Is your blog a Rolls or a Trabant?
Much as we might laugh at the Trabants that East Germany used to turn out as being unreliable and prone to break down, sadly that’s what many blogs seem to look like these days.
Oh, they don’t break down, but the quality of the workmanship that you see in some of the posts is really deplorable. What’s perhaps worse is that a lot of those low quality blogs are taking sponsored posts and if anything the quality of the posts that they get paid for is even worse than the norm for them.
Why do the advertisers put up with it? OK, they might just want the link from the blog but do they really want their product to be associated with shoddy workmanship? After all, the authors of these posts are numbered amongst their suppliers ultimately.

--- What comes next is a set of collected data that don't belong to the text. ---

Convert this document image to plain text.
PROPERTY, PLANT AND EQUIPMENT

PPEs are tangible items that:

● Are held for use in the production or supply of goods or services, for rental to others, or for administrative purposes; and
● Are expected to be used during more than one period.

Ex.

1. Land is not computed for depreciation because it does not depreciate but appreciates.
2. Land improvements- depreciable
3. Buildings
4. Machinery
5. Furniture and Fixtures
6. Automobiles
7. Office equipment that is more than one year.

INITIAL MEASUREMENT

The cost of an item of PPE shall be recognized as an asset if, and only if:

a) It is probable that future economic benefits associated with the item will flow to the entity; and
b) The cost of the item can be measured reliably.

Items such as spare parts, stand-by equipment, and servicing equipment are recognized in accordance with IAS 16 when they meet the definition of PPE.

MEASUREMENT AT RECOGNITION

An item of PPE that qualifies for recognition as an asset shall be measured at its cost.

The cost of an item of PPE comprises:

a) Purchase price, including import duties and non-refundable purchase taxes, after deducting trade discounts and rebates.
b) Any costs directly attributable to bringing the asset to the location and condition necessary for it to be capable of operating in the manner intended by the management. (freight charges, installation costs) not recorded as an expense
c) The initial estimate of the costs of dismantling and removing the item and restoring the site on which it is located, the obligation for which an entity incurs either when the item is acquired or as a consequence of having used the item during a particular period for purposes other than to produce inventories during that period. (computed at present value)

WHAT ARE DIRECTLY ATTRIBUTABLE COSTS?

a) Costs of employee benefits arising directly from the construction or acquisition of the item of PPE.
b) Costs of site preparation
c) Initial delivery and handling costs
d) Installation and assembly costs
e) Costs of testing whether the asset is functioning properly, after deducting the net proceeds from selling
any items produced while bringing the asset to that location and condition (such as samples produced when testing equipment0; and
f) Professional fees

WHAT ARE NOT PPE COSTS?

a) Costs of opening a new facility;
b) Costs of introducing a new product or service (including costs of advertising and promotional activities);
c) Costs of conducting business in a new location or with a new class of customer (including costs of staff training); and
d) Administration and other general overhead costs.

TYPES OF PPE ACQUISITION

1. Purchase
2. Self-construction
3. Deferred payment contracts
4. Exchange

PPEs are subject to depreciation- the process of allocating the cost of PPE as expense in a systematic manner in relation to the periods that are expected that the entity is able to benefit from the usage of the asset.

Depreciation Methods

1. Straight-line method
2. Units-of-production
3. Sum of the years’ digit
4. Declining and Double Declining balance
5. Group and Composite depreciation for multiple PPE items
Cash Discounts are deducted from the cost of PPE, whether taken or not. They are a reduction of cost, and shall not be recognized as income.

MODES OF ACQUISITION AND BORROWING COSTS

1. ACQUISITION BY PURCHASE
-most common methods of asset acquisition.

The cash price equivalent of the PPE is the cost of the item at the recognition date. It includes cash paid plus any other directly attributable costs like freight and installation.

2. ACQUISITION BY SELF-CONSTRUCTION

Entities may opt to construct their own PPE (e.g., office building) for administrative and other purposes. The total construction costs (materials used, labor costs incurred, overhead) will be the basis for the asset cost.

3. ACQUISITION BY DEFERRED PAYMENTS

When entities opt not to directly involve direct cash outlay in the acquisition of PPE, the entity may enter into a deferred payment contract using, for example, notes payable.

Surely they can’t be so uncritical to accept what are often very shoddy posts indeed?
How bad are they? How about “you must visit this site. i think there products are really great. visit this site they have great products.”? I’ve paraphrased the real example so you can’t search for the actual blog entry that was based on (which was worse than that).
Good quality writing doesn’t mean that it can’t be about trashy subjects. Whilst many would call The Sun a trashy paper, every one of their articles is well written. Sure the writing style is laid back but it suits the content just as the relatively dense writing style of The Times suits it’s content and readership.
Just as there’s a range of writing styles in newspapers, so too one would expect there to be a range of writing styles in blogs. That doesn’t mean that the spelling, grammar and repetitiveness of my example is acceptable though because it isn’t and especially so since the advertiser paid $50 for it (quite why they approved payment is beyond me).
I’m not saying that you need perfection from day one but you should at least aim for that.